A new operating system for business?
copyright © 2010 Mike Rother
Homepage Defining Kata Which Kata? Teaching a Kata
So any organization whose members have the capability and motivation to face unpredictable situations (which, remember, are the norm) with confidence and effective action and achieve new levels of performance in process, product or service, can enjoy a competitive advantage.
There's a kata for that.
KATA - Developing company capability
If we cannot specify solutions, then what can we give the organization’s members? What should managers and leaders do?
A task for leaders and managers is to have organization members practice a behavior pattern, to develop an organization mindset or culture that is effective in the unpredictable and uncertain world. Toyota creates invaluable organization capability by having all employees practice routines by which many more people can learn and become engaged in the process of improvement, adaptation and innovation.
Upon close inspection Toyota’s management approach is characterized by sets of specified procedural sequences - behavior forms - which are taught to all organization members and repeated over and over in daily work. In Japan such procedures are called "Kata", which originally were movement sequences in martial art. Some common translations or definitions of kata are:
• A way of doing something. A pattern, form, or routine.
• A way of keeping two things in alignment or synchronization with one another.
• A training method or drill.
Kata are transferrable sets of behavior forms for people, that are often handed down from master to student over generations. This is exactly what I am talking about in saying that management’s task is to have the organization members practice specific behavior routines. Kata are designed precisely for doing what we are talking about here: practicing behaviors and thereby developing new mindsets and capability.
For more about Kata click here
What I call Toyota’s improvement kata is a specific pattern or routine of thinking that continually generates improvement, adaptiveness and innovation -- learning -- by which an organization can thrive in dynamic, unpredictable conditions. The improvement kata is much better suited for operating successfully in unpredictable reality than is our current results-focused managerial approach.
Mastering the process of adaptation, innovation & change
It is often thought that adaptation and innovation are not something that can be mastered, because the kind of routinized practice and learning that promotes mastery is different from activities that promote discovery, innovation and change. I would like to challenge this assumption. We can master the process of innovation.

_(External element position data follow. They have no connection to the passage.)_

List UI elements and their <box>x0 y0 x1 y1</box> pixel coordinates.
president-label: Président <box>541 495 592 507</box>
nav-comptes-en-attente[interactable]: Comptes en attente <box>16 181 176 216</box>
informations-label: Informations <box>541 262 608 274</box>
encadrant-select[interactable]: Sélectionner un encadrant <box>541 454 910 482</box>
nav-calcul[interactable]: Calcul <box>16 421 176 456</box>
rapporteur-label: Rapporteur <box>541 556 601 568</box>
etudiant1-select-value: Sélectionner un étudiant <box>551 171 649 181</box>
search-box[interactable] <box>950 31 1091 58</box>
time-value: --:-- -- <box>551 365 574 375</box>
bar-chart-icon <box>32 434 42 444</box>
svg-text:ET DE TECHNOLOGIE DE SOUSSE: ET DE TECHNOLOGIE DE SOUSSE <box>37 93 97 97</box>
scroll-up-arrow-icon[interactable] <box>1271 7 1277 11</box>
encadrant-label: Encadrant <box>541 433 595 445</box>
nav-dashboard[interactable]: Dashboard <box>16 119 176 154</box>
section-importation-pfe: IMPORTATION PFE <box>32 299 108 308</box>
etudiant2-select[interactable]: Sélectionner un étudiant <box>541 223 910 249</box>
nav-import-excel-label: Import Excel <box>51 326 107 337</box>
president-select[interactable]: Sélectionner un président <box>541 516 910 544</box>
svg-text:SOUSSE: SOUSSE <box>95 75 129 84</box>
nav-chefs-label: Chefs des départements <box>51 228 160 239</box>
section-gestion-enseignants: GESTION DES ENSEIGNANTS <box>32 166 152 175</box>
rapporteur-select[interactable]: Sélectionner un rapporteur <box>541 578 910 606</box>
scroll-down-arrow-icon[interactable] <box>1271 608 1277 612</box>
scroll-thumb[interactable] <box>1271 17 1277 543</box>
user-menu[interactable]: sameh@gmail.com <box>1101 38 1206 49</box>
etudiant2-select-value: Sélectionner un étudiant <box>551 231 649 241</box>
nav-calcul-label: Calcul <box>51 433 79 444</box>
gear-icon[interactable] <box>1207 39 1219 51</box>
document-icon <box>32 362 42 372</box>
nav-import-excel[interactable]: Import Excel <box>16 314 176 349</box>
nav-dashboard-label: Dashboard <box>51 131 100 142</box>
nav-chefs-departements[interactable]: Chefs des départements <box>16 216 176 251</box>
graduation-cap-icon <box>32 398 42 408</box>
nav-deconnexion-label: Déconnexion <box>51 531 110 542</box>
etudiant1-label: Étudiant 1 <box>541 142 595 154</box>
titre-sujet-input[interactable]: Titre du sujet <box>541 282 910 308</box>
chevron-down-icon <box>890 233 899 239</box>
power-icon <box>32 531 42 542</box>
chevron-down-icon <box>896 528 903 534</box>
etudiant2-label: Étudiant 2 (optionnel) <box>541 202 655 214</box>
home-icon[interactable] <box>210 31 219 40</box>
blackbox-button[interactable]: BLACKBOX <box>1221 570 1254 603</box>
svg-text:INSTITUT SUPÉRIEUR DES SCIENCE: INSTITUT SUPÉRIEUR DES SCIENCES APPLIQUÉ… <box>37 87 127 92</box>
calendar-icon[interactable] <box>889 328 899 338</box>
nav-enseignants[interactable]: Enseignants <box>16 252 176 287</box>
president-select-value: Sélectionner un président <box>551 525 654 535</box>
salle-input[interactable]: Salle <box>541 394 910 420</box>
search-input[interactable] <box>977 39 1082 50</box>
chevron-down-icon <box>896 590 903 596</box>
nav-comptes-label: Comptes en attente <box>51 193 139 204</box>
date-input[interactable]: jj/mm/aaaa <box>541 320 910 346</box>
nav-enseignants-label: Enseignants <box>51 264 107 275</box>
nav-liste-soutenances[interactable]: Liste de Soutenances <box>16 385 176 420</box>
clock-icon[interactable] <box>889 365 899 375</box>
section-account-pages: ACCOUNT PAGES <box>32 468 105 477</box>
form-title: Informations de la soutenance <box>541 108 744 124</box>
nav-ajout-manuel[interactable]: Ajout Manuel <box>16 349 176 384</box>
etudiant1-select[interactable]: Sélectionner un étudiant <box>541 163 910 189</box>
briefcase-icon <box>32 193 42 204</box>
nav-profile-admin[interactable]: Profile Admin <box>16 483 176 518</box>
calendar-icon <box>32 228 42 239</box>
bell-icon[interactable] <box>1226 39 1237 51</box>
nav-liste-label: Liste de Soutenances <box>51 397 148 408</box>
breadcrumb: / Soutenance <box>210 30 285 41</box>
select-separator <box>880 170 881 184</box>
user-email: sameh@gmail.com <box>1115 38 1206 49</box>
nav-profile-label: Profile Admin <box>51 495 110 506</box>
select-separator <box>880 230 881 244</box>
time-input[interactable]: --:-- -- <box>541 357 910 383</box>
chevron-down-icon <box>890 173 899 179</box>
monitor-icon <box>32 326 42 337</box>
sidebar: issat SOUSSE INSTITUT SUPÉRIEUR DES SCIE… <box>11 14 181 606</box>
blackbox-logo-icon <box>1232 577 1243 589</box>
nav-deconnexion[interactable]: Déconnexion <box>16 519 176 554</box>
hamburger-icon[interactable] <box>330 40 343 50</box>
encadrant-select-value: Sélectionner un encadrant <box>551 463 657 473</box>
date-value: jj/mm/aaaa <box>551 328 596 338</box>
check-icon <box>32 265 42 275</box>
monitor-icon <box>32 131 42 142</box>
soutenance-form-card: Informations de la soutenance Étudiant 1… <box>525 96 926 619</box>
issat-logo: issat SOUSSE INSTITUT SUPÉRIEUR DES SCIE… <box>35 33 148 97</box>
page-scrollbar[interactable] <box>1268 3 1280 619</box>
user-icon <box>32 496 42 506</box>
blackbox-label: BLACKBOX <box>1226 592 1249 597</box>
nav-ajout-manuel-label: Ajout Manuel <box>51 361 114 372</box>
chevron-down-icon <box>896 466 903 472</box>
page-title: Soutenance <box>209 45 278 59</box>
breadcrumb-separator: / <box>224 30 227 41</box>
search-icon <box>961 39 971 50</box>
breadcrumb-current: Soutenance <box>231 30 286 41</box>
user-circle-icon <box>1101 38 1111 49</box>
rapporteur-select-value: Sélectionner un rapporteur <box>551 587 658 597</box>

Rather than deriving self efficacy from a false sense of certainty about conditions, we can instead get it from the means by which we deal with uncertain conditions. The Improvement Kata does not specify the content of action - it cannot - since that varies from time to time and situation to situation, but instead only the form that our thinking and behavior should take as we react to a situation.
The path to new, challenging solutions or new levels of performance is not foreseeable. We cannot predict what will be necessary to achieve them, but we can specify and, with practice, master the form of our action.
Finding our way into the future
Imagine what we might be capable of if all of us could, on an everyday basis, face challenges and uncertainty - even willingly seek them out - and work step-by-step to achieve things we cannot do today with a mindset that is open, confident, positive, effective and free of fear and insecurity?
I invite you to read Toyota Kata and see what you think of the different way to lead and manage that it describes.
Mike
Humans derive a lot of security and confidence, what psychologist Albert Bandura calls "self efficacy", from predictability. But what lies ahead of us cannot be made predictable. And if we act like it is it can harm the organization, because we are then recognizing and adjusting to reality too late.
"Nothing within a horizon can have a fixed definition. Every step taken alters the horizon, changes the field of vision, causing us to see what had been thus far circumscribed as something quite different."